Para o professor do curso de comunicação social, do Centro Universitário Estácio, Alexandro Romão a educação é essencial para o desenvolvimento social de um país “porque ela é capaz de instrumentalizar a população tanto para atividades profissionais, tanto para atividades de níveis civis, para que a gente possa conviver em sociedade”.

Educação no Brasil

Praça- Yasmin Ramos      Foto: Yasmin Ramos

Segundo dados da análise de 2019 – realizada pela Campanha Nacional pelo Direito à Educação– do monitoramento das metas do Plano Nacional de Educação (PNE), o cenário educacional do país tem sido desfavorável à evolução. O estudo revela que das 20 metas estabelecidas pelo PNE, para execução até o ano de 2018, 16 estão estagnadas e quatro foram cumpridas apenas parcialmente.

Além disso, o balanço demonstra que caso os investimentos na educação continuem reduzidos, cerca de 90% das propostas futuras – com cumprimento estipulado para o ano de 2024 – poderão estar muito atrasadas ou até mesmo completamente comprometidas; só no ano de 2019 os prejuízos no orçamento educacional somam R$ 5,8 bilhões de recursos contingenciados.

Estudante- Yasmin RamosFoto: Yasmin Ramos

Outra informação preocupante que comprova queda na qualidade de ensino do país é o desempenho de alunos brasileiros no Programa Internacional de Avaliação de Estudantes (Pisa); o progresso na avaliação também é uma das metas do PNE que não foram executadas.

Pisa

Segundo o Inep as avaliações acontecem a cada três anos e abrangem três áreas do conhecimento – Leitura, Matemática e Ciências – havendo, a cada edição do programa, maior ênfase em cada uma dessas áreas. De acordo com o relatório da Campanha, o Brasil obteve resultados inferiores aos anos anteriores, o pior desempenho foi no âmbito de matemática, com 377 pontos. As informações são do exame de 2015.

Desafios

Um dos maiores desafios da educação destacados pelo Inep é a valorização dos profissionais do magistério. Os dados apontam que os educadores ganham 25% a menos do que outras classes operárias, o que faz muitos estudantes optarem por outras carreiras de profissão.

Na avaliação de Alexandro Romão outro desafio atual é a metodologia empregada em sala de aula:

 

 

Fábio Vila Nova, graduando do curso de Jornalismo, acredita que o principal problema do ensino brasileiro é a falta de investimento “a Educação é a área mais importante para alavancar um país. Temos muitos exemplos de países desenvolvidos que investiram pesado em educação, e hoje estão colhendo qualidade de vida, com pessoas empreendedoras, estão super avançados em questões tecnológicas. Infelizmente no Brasil, ao invés de investir mais na educação, estão tirando do pouco que já tem”, afirma.

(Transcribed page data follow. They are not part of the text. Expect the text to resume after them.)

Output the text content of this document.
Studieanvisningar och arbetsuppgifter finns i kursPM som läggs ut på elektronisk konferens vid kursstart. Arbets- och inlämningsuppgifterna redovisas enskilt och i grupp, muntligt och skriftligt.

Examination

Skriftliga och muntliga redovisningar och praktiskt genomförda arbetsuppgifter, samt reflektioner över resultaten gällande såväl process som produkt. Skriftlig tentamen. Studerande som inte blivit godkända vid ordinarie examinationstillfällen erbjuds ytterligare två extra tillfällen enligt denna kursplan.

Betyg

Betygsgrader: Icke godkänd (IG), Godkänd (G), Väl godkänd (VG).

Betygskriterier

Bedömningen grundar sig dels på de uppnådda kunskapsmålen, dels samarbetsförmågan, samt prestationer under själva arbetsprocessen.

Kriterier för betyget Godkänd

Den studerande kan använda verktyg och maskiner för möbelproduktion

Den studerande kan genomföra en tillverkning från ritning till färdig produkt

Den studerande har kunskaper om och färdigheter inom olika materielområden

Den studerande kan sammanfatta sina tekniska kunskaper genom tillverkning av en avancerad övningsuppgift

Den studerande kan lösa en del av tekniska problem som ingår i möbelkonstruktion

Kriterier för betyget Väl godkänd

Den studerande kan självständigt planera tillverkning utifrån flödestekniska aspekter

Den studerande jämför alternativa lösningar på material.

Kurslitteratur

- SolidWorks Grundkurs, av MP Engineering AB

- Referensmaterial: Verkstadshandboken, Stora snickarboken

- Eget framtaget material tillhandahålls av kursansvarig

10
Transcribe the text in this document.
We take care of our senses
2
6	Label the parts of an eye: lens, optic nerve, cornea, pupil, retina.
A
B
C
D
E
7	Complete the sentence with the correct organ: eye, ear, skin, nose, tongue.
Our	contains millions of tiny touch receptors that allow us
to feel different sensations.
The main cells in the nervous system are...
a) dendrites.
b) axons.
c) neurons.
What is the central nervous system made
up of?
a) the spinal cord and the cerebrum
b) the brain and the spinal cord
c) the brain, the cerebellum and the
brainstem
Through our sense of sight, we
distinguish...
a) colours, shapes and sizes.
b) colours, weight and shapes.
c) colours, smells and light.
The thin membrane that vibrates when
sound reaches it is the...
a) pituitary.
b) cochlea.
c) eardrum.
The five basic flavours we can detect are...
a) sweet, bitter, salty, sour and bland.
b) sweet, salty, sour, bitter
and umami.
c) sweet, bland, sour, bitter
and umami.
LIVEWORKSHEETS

O estudante destaca que a classe do magistério é menosprezada “a desvalorização dos educadores me entristece, porque eles são responsáveis por formar todas as profissões. Se os professores tivessem melhores salário, por exemplo, tenho certeza de que a capacitação fornecida por eles seria melhor, logo a qualidade do conhecimento seria elevada”, diz.

Para Vila Nova “outro fator que pesa, são as péssimas condições de trabalho que os professores têm na Rede Pública. Professores são verdadeiros guerreiros por tudo que fazem com tão pouco no Brasil”.